Student tuition and the living expense fee paid by the staff primarily cover the needs of the base, including heat, vehicles and the like. Larger-scale projects like the dorm renovations currently ongoing at the campus, are covered by donations.

“On a piece of paper it wouldn’t work out,” Brewster said, “and yet we’re debt free – a huge blessing considering the economic times.”

YWAM is set up as a family of ministries, rather than a structured, centralized agency. Each YWAM location is responsible then for planning its own outreaches, initiating training programs, recruiting staff, raising funds and setting priorities in carrying out ministry.

As a result, YWAM campuses maintain overarching similarities, but their independence also allows them to develop niches. In Lakeside, a reputation has grown around the arts.

On any given day, audio engineering and production students learn in Studio 501, a multi-track recording studio with state-of-the-art equipment housed right on YWAM Lakeside’s campus. It’s one of the largest independent studios in Montana, and one of only two operated by YWAM.

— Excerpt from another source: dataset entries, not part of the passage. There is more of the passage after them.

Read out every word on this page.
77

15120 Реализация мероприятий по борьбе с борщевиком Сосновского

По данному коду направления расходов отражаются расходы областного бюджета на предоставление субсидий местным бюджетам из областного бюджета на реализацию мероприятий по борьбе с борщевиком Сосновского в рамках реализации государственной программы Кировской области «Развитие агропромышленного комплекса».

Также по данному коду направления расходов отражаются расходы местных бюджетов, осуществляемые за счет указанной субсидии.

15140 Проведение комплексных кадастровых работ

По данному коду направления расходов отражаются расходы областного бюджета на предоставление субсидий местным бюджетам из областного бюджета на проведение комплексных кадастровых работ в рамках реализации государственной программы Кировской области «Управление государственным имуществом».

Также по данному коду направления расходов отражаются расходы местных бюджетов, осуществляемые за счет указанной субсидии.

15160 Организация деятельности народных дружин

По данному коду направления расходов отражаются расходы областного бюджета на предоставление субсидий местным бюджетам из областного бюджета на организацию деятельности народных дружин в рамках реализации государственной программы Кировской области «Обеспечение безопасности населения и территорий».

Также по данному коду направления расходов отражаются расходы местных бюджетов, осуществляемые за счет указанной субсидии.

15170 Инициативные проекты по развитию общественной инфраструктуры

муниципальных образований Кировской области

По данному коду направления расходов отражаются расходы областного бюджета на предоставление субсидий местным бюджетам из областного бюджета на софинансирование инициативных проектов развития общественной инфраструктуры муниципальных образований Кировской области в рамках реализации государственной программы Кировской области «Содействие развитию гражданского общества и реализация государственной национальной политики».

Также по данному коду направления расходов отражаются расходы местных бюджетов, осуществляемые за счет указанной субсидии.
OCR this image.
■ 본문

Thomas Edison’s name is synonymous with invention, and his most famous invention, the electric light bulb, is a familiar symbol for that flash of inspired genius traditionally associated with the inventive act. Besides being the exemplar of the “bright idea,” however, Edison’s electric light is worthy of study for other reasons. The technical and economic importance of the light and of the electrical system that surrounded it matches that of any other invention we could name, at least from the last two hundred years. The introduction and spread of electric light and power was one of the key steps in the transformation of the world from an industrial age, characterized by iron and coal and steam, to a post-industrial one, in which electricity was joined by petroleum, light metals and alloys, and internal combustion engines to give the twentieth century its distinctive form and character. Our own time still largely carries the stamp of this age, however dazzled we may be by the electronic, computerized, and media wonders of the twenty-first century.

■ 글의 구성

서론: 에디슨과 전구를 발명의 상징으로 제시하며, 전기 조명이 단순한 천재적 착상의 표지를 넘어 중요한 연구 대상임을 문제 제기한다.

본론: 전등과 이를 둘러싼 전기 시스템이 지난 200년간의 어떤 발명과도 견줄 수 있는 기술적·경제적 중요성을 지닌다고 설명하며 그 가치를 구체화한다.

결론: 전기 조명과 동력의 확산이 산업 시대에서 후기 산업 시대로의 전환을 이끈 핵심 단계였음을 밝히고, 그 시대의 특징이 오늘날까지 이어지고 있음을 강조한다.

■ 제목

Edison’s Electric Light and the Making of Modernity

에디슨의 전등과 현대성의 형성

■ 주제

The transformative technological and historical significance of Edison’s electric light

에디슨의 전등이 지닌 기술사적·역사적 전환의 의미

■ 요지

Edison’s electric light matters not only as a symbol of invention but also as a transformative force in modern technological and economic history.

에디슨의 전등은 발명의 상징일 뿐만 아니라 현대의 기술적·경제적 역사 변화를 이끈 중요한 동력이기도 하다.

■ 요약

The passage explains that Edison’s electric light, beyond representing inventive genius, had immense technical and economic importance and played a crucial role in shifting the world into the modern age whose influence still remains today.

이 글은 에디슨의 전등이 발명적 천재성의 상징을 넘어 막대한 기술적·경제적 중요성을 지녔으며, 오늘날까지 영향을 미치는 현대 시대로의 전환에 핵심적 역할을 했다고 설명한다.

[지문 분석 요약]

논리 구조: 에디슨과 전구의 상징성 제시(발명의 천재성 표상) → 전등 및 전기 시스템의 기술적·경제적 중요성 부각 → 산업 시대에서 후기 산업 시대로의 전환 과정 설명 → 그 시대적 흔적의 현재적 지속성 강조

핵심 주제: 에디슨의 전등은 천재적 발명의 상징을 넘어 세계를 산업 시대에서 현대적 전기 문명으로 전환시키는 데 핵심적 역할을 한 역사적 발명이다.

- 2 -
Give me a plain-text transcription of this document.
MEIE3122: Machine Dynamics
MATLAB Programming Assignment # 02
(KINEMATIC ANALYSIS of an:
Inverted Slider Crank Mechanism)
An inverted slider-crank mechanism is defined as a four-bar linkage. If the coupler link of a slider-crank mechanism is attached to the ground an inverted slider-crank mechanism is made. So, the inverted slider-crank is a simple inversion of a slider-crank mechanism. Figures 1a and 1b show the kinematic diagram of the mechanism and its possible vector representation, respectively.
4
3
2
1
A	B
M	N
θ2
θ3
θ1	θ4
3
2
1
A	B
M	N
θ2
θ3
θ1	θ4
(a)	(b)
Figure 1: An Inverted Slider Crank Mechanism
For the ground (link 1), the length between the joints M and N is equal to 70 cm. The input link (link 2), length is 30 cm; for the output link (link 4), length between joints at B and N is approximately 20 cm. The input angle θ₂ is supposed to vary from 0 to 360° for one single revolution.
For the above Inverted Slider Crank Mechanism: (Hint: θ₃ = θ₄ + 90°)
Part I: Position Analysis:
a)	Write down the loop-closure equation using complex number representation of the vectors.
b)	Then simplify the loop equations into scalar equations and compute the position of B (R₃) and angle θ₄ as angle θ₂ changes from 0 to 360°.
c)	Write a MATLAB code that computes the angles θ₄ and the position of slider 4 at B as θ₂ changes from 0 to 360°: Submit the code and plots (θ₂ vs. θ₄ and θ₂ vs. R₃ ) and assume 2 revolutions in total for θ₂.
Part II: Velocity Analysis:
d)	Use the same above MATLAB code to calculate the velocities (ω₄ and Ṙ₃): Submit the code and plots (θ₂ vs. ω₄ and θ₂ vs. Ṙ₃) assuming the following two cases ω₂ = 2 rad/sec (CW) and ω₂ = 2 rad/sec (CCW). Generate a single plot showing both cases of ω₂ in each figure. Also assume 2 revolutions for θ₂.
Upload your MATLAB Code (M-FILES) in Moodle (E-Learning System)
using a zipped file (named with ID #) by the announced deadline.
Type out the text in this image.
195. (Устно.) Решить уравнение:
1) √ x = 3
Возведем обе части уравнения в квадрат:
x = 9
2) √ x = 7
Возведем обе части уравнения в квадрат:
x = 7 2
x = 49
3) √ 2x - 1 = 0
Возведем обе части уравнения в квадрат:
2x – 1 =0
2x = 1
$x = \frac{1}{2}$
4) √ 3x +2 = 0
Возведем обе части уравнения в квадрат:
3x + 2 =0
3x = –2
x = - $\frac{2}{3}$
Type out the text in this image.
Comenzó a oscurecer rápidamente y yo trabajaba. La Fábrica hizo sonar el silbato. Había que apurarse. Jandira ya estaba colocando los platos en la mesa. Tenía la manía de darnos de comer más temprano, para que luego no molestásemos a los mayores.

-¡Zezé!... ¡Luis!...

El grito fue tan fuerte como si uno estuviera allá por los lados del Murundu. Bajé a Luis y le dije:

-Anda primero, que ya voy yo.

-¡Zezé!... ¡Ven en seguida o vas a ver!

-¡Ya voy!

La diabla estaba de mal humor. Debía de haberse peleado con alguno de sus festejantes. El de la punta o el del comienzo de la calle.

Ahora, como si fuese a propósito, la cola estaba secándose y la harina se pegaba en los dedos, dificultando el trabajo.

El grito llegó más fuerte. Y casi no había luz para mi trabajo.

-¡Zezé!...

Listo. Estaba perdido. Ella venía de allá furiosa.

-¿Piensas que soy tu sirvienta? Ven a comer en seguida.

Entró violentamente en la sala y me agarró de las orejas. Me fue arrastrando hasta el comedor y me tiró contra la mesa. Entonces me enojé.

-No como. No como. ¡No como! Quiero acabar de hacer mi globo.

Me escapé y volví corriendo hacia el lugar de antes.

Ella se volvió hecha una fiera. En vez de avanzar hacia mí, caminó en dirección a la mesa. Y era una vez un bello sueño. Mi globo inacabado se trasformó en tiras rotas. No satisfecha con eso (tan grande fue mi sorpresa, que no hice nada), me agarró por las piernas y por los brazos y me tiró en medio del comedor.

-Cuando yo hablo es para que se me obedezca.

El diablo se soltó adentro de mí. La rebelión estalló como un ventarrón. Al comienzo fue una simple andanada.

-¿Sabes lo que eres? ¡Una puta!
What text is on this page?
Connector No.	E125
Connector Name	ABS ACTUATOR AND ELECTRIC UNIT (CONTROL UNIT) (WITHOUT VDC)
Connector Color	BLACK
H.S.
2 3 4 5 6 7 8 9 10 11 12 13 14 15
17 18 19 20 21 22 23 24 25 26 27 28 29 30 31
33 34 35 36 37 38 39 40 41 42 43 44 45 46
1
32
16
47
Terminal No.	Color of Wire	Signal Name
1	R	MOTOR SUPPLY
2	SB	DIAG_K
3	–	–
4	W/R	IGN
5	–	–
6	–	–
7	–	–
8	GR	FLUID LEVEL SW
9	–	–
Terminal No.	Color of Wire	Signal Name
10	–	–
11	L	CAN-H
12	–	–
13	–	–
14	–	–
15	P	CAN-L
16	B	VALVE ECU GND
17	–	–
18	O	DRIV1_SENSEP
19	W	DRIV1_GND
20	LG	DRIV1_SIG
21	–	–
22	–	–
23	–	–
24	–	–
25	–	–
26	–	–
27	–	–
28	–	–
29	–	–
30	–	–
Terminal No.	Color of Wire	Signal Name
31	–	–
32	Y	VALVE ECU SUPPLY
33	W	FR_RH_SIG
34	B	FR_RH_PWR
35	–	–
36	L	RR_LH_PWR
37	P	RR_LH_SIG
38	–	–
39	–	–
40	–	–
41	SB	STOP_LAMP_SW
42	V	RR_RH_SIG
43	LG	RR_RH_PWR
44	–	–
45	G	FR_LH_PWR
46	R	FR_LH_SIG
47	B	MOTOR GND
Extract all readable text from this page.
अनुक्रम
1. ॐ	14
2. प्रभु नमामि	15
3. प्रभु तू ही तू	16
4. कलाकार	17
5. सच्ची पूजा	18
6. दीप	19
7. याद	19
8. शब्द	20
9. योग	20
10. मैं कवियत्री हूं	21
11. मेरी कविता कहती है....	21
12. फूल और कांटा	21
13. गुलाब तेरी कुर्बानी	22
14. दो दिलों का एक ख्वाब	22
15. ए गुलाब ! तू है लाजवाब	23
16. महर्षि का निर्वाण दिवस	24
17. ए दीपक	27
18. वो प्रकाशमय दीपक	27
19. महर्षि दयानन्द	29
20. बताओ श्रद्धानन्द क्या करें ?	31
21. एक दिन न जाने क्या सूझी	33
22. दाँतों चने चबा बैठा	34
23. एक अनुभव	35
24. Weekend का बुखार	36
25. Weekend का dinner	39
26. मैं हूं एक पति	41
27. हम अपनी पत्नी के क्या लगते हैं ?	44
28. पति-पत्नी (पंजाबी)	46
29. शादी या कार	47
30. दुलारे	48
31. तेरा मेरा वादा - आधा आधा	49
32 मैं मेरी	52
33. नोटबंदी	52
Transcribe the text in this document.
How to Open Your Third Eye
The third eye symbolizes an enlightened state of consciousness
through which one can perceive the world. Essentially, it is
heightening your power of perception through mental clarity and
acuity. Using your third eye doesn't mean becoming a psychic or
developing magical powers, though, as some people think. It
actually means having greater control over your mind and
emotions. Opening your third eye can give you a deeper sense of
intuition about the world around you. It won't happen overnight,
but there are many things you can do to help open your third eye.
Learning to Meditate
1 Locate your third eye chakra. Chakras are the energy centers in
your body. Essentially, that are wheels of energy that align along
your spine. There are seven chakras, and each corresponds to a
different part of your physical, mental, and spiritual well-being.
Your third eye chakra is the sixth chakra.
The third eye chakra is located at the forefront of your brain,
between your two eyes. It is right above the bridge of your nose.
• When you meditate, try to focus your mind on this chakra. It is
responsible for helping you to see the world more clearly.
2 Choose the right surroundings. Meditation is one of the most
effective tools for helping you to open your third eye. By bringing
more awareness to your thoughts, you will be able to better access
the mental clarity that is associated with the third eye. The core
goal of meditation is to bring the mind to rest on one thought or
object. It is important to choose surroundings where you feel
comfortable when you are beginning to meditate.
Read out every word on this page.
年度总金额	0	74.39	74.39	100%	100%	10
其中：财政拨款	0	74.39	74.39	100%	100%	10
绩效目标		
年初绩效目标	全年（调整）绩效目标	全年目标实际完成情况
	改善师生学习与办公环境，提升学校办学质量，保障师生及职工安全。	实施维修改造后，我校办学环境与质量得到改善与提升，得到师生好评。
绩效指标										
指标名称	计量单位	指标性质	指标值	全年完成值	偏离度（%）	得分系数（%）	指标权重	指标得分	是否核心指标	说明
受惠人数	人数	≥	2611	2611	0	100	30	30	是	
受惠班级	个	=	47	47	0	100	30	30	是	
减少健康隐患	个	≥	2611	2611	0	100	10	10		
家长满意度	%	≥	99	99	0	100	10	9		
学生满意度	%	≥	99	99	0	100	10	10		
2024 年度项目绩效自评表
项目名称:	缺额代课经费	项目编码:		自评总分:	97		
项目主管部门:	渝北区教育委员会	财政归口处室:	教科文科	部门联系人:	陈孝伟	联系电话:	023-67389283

Dancers practice routines in a gym equipped with a spring-loaded floor, and musicians collaborate with strangers in a soundproof band room. The Little Yak Theater, a professional black box facility, is also housed on campus.

“We wouldn’t view things as secular or sacred,” Brewster said. “For us, it’s a holistic view. The whole person, the whole culture, their talents – all of it is spiritual.”

With that in mind, students work to master their talents, but always with an eye toward using their gifts on a mission. In almost all cases, several weeks of training and practice are followed by time overseas in “outreach.”

“It’s not a hard core sell,” Brewster said. “We’re not standing on street corners with signs saying, ‘Repent or go to hell.’”

Instead, when Keith Buzzard, a Polson native and head of YWAM Lakeside’s sports outreach, heads to Germany this summer, he’ll be taking a team of talented soccer players along. The group will host free camps, play pick-up games and participate in a national tournament – all in an effort to share their Christian beliefs. The arts-based missions take a similar approach.

One of this summer’s athletes, Markus Makan, sidelined his professional soccer career – he’s played on national teams in Cameroon, Ghana, Gambia, Mauretania and the United Kingdom – to join YWAM Lakeside.

“It’s an amazing tool,” Makan said of soccer’s role in ministry. “There are no boundaries. Once there is a soccer ball, everyone wants to come – believers, non-believers, Christians and Muslims.”

“Then, we can show them the love of God through our friendship and play,” he said.

There are more traditional programs on campus as well. Students in YWAM Lakeside’s Discipleship Training School begin with a 12-week lecture phase followed by a two-month mission outreach, usually to one of the organization’s four “target nations” – Nepal, Thailand, India or Ukraine.

The School of Biblical Studies is a nine-month course in which students study all 66 books of the Bible, reading the entire thing at least five times through.

With each program, YWAM Lakeside sends out more missionaries – some for a few weeks, others for years – with the aim of offering aid and sharing Christian beliefs. “Missionaries all over the world,” Brewster said, “have come from this tiny town in Montana.”